13 Secrets the Best Motivational Speakers Know
Experts agree: Whether speaking to a few coworkers or an auditorium of hundreds, these few simple secrets from motivational speakers will make or break you.
- The key to a good speech is to have a surprising truth. Find something that everyone thinks is one way, and explain that really it’s this other way. If you can achieve that, you’ve hit a home run.
Silence is deafening. Most people think the way to add emphasis is to raise your voice. But if you really want to attract attention, be silent for a moment. I always pause before I say something important, and all the heads that were looking down jerk up.

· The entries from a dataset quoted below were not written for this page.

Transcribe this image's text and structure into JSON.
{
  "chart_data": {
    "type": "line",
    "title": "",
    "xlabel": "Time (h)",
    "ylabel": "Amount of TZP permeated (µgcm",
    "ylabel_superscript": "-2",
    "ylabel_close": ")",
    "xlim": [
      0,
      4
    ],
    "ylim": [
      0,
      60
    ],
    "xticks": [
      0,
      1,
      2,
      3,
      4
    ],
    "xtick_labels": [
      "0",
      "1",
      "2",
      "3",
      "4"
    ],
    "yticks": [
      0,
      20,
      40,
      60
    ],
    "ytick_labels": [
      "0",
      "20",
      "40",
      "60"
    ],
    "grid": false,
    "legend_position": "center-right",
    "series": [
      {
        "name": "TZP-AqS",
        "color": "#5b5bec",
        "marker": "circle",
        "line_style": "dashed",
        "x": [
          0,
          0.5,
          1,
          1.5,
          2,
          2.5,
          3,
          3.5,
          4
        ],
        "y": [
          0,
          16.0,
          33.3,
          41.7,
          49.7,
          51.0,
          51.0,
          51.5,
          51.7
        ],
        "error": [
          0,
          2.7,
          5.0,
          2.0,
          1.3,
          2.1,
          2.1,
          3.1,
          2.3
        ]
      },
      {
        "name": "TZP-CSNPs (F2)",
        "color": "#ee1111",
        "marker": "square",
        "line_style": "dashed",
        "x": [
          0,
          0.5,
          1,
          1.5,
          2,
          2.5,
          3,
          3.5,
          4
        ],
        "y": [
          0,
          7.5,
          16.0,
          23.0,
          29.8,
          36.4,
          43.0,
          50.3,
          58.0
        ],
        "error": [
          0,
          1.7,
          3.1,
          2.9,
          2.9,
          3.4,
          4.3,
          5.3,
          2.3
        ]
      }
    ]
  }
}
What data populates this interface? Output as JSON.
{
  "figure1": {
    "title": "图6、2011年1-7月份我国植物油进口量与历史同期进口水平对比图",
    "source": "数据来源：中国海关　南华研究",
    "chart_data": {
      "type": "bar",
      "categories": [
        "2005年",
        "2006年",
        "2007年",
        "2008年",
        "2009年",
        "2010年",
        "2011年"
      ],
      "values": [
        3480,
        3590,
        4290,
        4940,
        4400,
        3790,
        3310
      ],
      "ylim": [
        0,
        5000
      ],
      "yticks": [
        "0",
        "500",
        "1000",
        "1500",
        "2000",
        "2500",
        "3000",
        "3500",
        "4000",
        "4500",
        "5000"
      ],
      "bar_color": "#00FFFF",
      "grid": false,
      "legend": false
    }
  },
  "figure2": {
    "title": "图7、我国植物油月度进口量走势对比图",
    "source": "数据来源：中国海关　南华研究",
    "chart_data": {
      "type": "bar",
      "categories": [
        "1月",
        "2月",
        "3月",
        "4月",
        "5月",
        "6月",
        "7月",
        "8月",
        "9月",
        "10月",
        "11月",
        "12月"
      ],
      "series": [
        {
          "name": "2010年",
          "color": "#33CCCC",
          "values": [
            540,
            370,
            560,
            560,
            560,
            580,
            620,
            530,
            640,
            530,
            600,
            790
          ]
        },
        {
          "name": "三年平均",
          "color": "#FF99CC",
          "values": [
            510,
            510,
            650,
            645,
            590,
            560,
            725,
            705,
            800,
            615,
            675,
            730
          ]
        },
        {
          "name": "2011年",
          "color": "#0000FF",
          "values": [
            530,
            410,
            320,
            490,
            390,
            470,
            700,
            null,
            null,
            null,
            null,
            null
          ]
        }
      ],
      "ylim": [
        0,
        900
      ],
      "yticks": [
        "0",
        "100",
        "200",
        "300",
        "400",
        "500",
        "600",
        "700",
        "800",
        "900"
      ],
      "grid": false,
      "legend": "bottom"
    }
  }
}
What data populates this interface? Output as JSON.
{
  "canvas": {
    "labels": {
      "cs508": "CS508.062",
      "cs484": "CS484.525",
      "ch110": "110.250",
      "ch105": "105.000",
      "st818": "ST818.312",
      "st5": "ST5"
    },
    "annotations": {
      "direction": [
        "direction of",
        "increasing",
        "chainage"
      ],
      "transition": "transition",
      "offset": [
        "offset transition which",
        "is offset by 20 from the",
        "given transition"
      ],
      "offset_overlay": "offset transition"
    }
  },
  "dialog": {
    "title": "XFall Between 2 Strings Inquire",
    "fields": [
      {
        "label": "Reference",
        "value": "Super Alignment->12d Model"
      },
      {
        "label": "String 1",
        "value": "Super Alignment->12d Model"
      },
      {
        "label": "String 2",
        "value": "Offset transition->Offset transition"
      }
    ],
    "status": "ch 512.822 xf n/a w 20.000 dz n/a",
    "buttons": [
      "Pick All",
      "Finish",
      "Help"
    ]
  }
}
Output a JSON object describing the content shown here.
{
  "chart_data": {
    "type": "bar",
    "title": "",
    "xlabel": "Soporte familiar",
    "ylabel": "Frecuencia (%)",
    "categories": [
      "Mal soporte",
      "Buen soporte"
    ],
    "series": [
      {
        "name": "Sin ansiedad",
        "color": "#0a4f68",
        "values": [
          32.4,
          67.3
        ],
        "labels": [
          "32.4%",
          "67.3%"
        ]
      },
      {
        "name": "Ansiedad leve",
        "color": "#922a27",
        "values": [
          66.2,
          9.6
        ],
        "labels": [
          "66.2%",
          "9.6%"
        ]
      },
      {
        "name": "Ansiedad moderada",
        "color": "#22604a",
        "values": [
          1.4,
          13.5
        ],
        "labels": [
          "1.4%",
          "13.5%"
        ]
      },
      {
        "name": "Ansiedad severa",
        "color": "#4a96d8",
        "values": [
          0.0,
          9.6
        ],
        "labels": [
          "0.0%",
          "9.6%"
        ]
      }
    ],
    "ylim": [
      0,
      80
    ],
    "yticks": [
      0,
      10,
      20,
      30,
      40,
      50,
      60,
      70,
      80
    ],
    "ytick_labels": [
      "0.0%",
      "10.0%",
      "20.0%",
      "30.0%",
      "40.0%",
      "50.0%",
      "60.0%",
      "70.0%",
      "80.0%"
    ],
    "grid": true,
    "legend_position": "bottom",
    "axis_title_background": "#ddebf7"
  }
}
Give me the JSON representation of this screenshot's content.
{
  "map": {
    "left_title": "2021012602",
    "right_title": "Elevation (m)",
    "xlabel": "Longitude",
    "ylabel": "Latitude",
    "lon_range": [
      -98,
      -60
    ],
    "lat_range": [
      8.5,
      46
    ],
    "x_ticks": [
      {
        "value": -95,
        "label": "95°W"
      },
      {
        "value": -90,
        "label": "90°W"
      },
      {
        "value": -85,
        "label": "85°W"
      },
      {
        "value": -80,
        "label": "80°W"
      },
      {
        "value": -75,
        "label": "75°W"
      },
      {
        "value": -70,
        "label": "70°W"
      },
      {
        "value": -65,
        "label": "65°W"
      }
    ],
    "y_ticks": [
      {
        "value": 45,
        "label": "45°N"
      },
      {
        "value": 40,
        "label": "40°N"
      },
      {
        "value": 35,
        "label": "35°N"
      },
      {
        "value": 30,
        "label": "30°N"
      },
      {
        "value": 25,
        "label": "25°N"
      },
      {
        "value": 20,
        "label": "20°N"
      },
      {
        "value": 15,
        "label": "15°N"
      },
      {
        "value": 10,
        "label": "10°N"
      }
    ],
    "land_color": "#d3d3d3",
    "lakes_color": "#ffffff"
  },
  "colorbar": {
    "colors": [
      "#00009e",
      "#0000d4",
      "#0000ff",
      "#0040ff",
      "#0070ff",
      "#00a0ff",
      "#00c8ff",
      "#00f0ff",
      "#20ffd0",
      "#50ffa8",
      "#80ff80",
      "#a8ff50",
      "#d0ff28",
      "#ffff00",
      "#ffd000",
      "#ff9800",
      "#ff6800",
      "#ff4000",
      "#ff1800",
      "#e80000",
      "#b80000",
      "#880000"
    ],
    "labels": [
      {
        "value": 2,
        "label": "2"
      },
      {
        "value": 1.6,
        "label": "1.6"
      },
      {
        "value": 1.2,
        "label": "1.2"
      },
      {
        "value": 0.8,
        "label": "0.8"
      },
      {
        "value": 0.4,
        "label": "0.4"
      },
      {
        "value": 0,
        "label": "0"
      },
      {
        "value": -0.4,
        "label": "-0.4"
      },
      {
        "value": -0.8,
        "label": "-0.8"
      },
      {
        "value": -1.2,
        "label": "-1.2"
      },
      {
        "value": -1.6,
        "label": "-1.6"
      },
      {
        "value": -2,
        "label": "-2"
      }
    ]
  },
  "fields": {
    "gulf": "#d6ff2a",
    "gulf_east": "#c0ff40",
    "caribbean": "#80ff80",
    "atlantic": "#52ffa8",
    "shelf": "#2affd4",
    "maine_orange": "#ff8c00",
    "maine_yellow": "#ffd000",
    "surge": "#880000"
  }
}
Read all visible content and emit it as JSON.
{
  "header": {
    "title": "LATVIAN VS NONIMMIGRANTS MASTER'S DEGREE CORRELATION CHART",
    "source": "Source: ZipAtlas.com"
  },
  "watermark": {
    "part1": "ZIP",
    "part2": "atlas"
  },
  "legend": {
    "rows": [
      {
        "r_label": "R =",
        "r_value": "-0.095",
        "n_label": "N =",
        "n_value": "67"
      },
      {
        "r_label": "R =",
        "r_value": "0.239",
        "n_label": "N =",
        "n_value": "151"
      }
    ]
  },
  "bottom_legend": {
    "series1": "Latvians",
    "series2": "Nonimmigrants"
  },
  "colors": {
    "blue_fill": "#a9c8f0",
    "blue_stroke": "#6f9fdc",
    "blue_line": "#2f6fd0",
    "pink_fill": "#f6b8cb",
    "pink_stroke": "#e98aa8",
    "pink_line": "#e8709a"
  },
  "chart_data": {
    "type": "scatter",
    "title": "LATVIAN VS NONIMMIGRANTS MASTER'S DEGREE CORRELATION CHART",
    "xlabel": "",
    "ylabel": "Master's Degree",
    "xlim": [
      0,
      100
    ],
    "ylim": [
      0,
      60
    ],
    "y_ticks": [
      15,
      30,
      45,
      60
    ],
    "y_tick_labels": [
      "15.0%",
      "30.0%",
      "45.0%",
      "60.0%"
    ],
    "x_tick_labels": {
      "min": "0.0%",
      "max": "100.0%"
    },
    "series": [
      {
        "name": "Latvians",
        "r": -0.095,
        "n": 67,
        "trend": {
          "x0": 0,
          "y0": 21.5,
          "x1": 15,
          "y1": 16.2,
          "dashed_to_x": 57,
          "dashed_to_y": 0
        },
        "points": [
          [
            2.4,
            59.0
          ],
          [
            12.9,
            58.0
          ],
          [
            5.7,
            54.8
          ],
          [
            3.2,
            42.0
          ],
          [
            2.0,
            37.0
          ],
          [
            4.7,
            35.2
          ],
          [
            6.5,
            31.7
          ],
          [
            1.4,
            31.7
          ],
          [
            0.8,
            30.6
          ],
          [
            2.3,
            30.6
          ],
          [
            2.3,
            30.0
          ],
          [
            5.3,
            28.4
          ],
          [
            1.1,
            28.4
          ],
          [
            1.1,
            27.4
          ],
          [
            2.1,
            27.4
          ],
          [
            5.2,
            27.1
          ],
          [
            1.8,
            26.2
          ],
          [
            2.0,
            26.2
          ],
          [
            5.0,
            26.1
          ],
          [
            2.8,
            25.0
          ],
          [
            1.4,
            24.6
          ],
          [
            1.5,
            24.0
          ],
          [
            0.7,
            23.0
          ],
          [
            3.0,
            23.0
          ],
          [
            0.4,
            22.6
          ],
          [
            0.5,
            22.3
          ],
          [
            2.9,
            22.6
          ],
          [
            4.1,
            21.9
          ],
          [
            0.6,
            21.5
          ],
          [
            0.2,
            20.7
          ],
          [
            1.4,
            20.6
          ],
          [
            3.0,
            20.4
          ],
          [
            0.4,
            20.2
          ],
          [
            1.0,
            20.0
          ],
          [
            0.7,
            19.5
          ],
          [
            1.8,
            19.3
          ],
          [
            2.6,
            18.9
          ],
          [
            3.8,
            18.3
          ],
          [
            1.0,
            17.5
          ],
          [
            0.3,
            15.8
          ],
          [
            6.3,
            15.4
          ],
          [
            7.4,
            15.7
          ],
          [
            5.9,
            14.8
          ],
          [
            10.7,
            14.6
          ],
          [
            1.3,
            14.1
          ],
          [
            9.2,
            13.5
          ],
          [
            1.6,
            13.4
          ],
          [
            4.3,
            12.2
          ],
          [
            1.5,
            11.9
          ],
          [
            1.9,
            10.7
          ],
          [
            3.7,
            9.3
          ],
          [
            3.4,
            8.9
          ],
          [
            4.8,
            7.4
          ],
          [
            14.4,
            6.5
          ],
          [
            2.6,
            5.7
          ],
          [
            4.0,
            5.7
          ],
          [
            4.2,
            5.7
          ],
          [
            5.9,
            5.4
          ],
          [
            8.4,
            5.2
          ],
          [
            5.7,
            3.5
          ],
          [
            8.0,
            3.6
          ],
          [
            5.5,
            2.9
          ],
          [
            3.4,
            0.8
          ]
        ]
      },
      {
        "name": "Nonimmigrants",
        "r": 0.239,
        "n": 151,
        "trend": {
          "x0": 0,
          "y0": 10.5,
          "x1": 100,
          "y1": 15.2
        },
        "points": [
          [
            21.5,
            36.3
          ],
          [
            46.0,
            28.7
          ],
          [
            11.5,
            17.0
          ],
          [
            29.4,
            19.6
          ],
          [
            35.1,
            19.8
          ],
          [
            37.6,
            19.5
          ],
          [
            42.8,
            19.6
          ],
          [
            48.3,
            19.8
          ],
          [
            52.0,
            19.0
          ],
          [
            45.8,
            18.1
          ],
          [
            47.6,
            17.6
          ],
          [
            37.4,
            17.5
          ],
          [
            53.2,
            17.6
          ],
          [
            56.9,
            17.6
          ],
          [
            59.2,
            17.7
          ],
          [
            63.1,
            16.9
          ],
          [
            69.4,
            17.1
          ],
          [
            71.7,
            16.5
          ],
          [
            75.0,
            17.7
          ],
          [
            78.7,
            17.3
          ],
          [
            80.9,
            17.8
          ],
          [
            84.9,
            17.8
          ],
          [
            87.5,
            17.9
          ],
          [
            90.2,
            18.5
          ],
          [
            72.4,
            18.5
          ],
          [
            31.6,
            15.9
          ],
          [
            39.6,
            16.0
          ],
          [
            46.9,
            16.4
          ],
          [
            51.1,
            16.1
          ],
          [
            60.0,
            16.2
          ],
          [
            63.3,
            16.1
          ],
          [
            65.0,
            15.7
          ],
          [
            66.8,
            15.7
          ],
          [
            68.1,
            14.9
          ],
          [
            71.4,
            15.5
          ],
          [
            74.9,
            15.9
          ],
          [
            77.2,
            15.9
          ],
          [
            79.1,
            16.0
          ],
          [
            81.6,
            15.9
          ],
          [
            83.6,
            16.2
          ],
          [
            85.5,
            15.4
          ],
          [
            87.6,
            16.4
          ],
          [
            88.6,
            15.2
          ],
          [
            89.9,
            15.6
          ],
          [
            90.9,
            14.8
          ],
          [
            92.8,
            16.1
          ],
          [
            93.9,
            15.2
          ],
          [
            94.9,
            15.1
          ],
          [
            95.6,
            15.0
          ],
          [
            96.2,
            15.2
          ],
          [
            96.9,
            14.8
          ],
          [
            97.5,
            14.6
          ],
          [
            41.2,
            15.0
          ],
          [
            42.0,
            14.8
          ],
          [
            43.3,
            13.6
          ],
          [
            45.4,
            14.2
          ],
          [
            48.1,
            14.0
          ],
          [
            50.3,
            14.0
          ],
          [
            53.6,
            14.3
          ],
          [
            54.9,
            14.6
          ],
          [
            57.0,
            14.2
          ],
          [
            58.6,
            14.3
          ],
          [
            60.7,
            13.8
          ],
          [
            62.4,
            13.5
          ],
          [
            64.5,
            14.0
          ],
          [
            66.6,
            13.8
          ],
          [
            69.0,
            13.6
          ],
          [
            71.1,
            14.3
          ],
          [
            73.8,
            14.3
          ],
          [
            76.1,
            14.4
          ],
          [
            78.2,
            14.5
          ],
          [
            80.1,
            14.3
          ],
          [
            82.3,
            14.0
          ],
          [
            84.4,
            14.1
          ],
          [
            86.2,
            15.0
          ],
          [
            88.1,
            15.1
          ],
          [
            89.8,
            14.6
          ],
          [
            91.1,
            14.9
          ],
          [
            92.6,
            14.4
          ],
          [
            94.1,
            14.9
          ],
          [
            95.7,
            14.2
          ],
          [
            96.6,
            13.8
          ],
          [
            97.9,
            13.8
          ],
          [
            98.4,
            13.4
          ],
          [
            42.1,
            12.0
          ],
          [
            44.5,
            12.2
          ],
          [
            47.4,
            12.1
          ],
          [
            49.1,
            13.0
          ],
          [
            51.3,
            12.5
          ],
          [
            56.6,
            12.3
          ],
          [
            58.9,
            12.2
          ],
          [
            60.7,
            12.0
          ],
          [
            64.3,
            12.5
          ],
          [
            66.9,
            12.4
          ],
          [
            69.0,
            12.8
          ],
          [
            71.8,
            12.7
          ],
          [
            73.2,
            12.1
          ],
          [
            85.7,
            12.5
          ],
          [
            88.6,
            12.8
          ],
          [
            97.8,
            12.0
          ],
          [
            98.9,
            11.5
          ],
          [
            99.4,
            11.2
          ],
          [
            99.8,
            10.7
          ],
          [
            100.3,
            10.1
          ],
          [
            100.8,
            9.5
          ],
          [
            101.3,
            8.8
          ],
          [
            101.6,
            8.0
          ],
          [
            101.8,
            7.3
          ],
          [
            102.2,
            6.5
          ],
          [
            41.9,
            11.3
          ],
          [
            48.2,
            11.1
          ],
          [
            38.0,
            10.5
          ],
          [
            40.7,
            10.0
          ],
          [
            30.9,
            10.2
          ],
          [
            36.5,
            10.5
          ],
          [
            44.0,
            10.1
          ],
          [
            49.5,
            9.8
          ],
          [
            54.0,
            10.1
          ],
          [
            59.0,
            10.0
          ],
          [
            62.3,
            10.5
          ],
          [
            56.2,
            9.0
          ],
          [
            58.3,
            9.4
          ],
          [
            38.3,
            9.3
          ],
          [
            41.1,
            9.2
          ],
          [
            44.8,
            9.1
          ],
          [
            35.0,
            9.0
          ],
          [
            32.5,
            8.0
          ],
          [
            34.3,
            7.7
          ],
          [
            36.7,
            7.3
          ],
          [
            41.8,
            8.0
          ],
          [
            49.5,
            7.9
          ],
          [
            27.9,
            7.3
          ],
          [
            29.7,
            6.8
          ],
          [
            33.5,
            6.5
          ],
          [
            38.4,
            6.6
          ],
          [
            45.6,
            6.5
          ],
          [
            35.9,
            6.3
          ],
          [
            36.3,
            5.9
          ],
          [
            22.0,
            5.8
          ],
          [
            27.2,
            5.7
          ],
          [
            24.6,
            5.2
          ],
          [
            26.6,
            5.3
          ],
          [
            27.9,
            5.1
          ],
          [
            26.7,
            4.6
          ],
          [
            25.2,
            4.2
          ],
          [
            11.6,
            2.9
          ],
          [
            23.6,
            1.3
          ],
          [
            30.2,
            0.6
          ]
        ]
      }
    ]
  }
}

- Don’t make it about you. Here’s the key to good networking: Think about what you can do for others, not what they can do for you. When you meet new people, don’t make the mistake of marketing yourself. Instead, think about someone you know who would be helpful to them. Connect two people, and suddenly you’re a hero.
- Delivery matters. When I have an important speech, I record it and listen to it repeatedly so there will be no mistakes whatsoever.
- Don’t let the unexpected stop you. Last spring, I was giving a speech in a multiplex theater, and the power died. It could have been terrible, but it was great. First one person turned on his phone’s flashlight to light me up. Then everyone did. And I just kept going.
- Educate yourself. Never before have we had more power to educate ourselves. If you give a smartphone to a Masai warrior in Africa who’s never seen technology, he will have access to more information than the president of the United States did in the year 2000. That’s a stunning statistic; take advantage of it.
- Want to get noticed? I built my career by soliciting exotic international gigs where I had credibility because I was an American from Silicon Valley. Meanwhile, I got credibility at home because I was speaking internationally. That one trick made me an established keynote speaker.
- Smaller audiences are murder… …because people lose focus. The sweet spot is any group of about 150 to 200 people; that size allows you to establish a collective crowd reaction.
- Get your juices flowing. Stuck in a creative rut? Try this: Look to your left and focus on whatever random object is there; then think about how your life or your problem is like that object. It’s a simple exercise, but it can help get your creative juices flowing.
- Pick a victim. Often I’ll pick out a person in the crowd who has a big sourpuss expression, and I’ll make it my mission to make that person laugh. If I can do that by the end of my speech, then that’s success for me.
- Be prepared to start from scratch. You have no idea what they do to us backstage. One time I had a keynote speech that was cut from half an hour of talking time to seven minutes because the speakers in front of me were going on too long. So I ripped up the speech I had, wrote a few notes, and winged it.
- When I’m speaking, I can see you. Really. If you’re texting, I know. If you’ve got buds in your ears, I know. Usually I let it go. But if you’re distracting the people around you, I may have to call you out.
- The best speakers don’t always command the highest fees. Case in point: Rutgers paid Jersey Shore reality TV star Snooki $32,000 in 2011 for two Q&A sessions. That was $2,000 more than it paid Nobel Prize–winning author Toni Morrison to deliver a commencement address.